We've discussed the topic of the differential diagnosis of anxiety states in dysautonomia in the past:http://www.medhelp.org/posts/Dysautonomia-Autonomic-Dysfunction/Psych-Eval/show/1209919http://www.medhelp.org/posts/Dysautonomia-Autonomic-Dysfunction/Mental-health-and-dysautonomia/show/1032741
In light of more recent discussions of anxiety, though, and a passage I happened to come across while reading one of my medical textbooks this week, I thought it would be a good topic to revisit. Here's the passage to which I'm referring, from _Stress,_Catecholamines,_and_Cardiovascular_Disease_ by Dr. David S. Goldstein (New York: Oxford UP 1995, pp. 40-41):
"Neurochemical activation alone does not itself produce distress (Cameron et al., 1990). The experience of distress requires both physiological arousal and appropriate cognitions by the organism (Schachter and Singer, 1962). Although several emotions include distressing elements (e.g., fear, anxiety, panic, guilt), other emotions do not (e.g., libido, joy), yet adrenomedullary activation accompanies even positive emotional experiences (Frankenhaeuser, 1975). According to the present concept, adrenomedullary activation does not imply the experience of distress, because such an experience requires appropriate cognitions and because sympathetic activation can accompany even nondistressing emotions . . . "
I'm not sure how much of that makes sense to a layperson outside of the context of having some background in this field. Unfortunately sometimes it's hard for me to step outside of myself and imagine how these things read to a person who *doesn't* sit around reading textbooks on catecholamines "for funsies." :-p I think the take-home lesson from this, similar to the linked journal articles in the threads I referred to above, is that the physiological symptoms in dysautonomia which are one and the same with many of the physiological symptoms of anxiety states are not an indication that a person with dysautonomia is experiencing anxiety, per se. This is the real nugget of gold up there, and it bears repeating: "sympathetic activation can accompany even nondistressing emotions." When I turned this over and over in my head, a new dimension of this understanding regarding the difference between the symptoms of an overactive sympathetic nervous system and true anxiety finally began to take shape. The MIND may or may not interpret these symptoms as indicative of something worthy of distress, depending on context. The same cluster of symptoms (racing heart, flushed face, tremulousness from adrenaline, etc.) can be interpreted with negative emotion in one context (such as a panic attack or if it happens in response to something scary that startles you) while being interpreted with positive emotion in a different context (such as if it occurs in response to opening your door and finding Publisher's Clearinghouse at it with a giant check in your name or, as put benignly in the quote, "libido").

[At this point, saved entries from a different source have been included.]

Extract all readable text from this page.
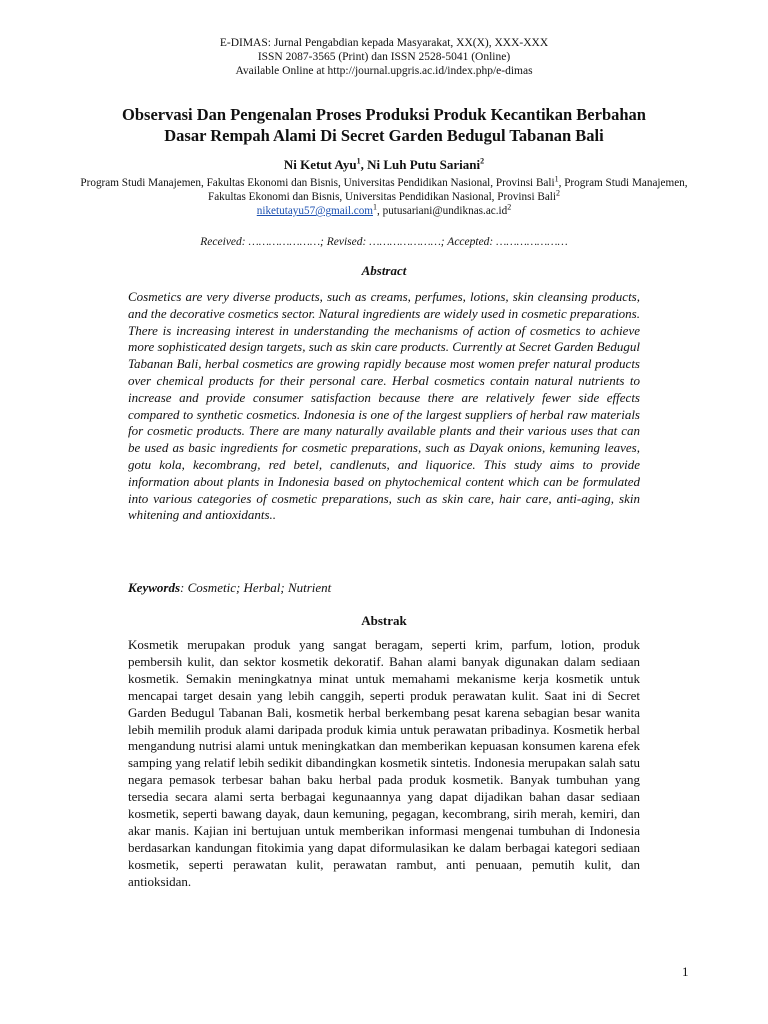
E-DIMAS: Jurnal Pengabdian kepada Masyarakat, XX(X), XXX-XXX
ISSN 2087-3565 (Print) dan ISSN 2528-5041 (Online)
Available Online at http://journal.upgris.ac.id/index.php/e-dimas
Observasi Dan Pengenalan Proses Produksi Produk Kecantikan Berbahan
Dasar Rempah Alami Di Secret Garden Bedugul Tabanan Bali
Ni Ketut Ayu$^1$, Ni Luh Putu Sariani$^2$
Program Studi Manajemen, Fakultas Ekonomi dan Bisnis, Universitas Pendidikan Nasional, Provinsi Bali$^1$, Program Studi Manajemen, Fakultas Ekonomi dan Bisnis, Universitas Pendidikan Nasional, Provinsi Bali$^2$
niketutayu57@gmail.com$^1$, $putusariani@undiknas.ac.id^2$
Received: …………………; Revised: …………………; Accepted: …………………
Abstract
Cosmetics are very diverse products, such as creams, perfumes, lotions, skin cleansing products, and the decorative cosmetics sector. Natural ingredients are widely used in cosmetic preparations. There is increasing interest in understanding the mechanisms of action of cosmetics to achieve more sophisticated design targets, such as skin care products. Currently at Secret Garden Bedugul Tabanan Bali, herbal cosmetics are growing rapidly because most women prefer natural products over chemical products for their personal care. Herbal cosmetics contain natural nutrients to increase and provide consumer satisfaction because there are relatively fewer side effects compared to synthetic cosmetics. Indonesia is one of the largest suppliers of herbal raw materials for cosmetic products. There are many naturally available plants and their various uses that can be used as basic ingredients for cosmetic preparations, such as Dayak onions, kemuning leaves, gotu kola, kecombrang, red betel, candlenuts, and liquorice. This study aims to provide information about plants in Indonesia based on phytochemical content which can be formulated into various categories of cosmetic preparations, such as skin care, hair care, anti-aging, skin whitening and antioxidants..
Keywords: Cosmetic; Herbal; Nutrient
Abstrak
Kosmetik merupakan produk yang sangat beragam, seperti krim, parfum, lotion, produk pembersih kulit, dan sektor kosmetik dekoratif. Bahan alami banyak digunakan dalam sediaan kosmetik. Semakin meningkatnya minat untuk memahami mekanisme kerja kosmetik untuk mencapai target desain yang lebih canggih, seperti produk perawatan kulit. Saat ini di Secret Garden Bedugul Tabanan Bali, kosmetik herbal berkembang pesat karena sebagian besar wanita lebih memilih produk alami daripada produk kimia untuk perawatan pribadinya. Kosmetik herbal mengandung nutrisi alami untuk meningkatkan dan memberikan kepuasan konsumen karena efek samping yang relatif lebih sedikit dibandingkan kosmetik sintetis. Indonesia merupakan salah satu negara pemasok terbesar bahan baku herbal pada produk kosmetik. Banyak tumbuhan yang tersedia secara alami serta berbagai kegunaannya yang dapat dijadikan bahan dasar sediaan kosmetik, seperti bawang dayak, daun kemuning, pegagan, kecombrang, sirih merah, kemiri, dan akar manis. Kajian ini bertujuan untuk memberikan informasi mengenai tumbuhan di Indonesia berdasarkan kandungan fitokimia yang dapat diformulasikan ke dalam berbagai kategori sediaan kosmetik, seperti perawatan kulit, perawatan rambut, anti penuaan, pemutih kulit, dan antioksidan.
1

The thing for me is, there's no burglar breaking down my door, but neither is there Publisher's Clearinghouse ringing my doorbell. Most days, I'd prefer to live life on a bit of an even keel without sudden unprovoked onsets of those symptoms coming and going throughout the day. What some doctors may fail to realize (or fully think about) is that the physiological changes that accompany these adrenomedullary and pituitary-adrenocortical activations include a sort of heightened sensitivity and hyperreactivity that can be rather ... unpleasant ... for those of us cycling through it throughout the day. My hope is that armed with the research of experts like Goldstein, we can help our docs reach an understanding of what it is like to live inside our bodies, and help them better to treat us toward the end of an optimal quality of life.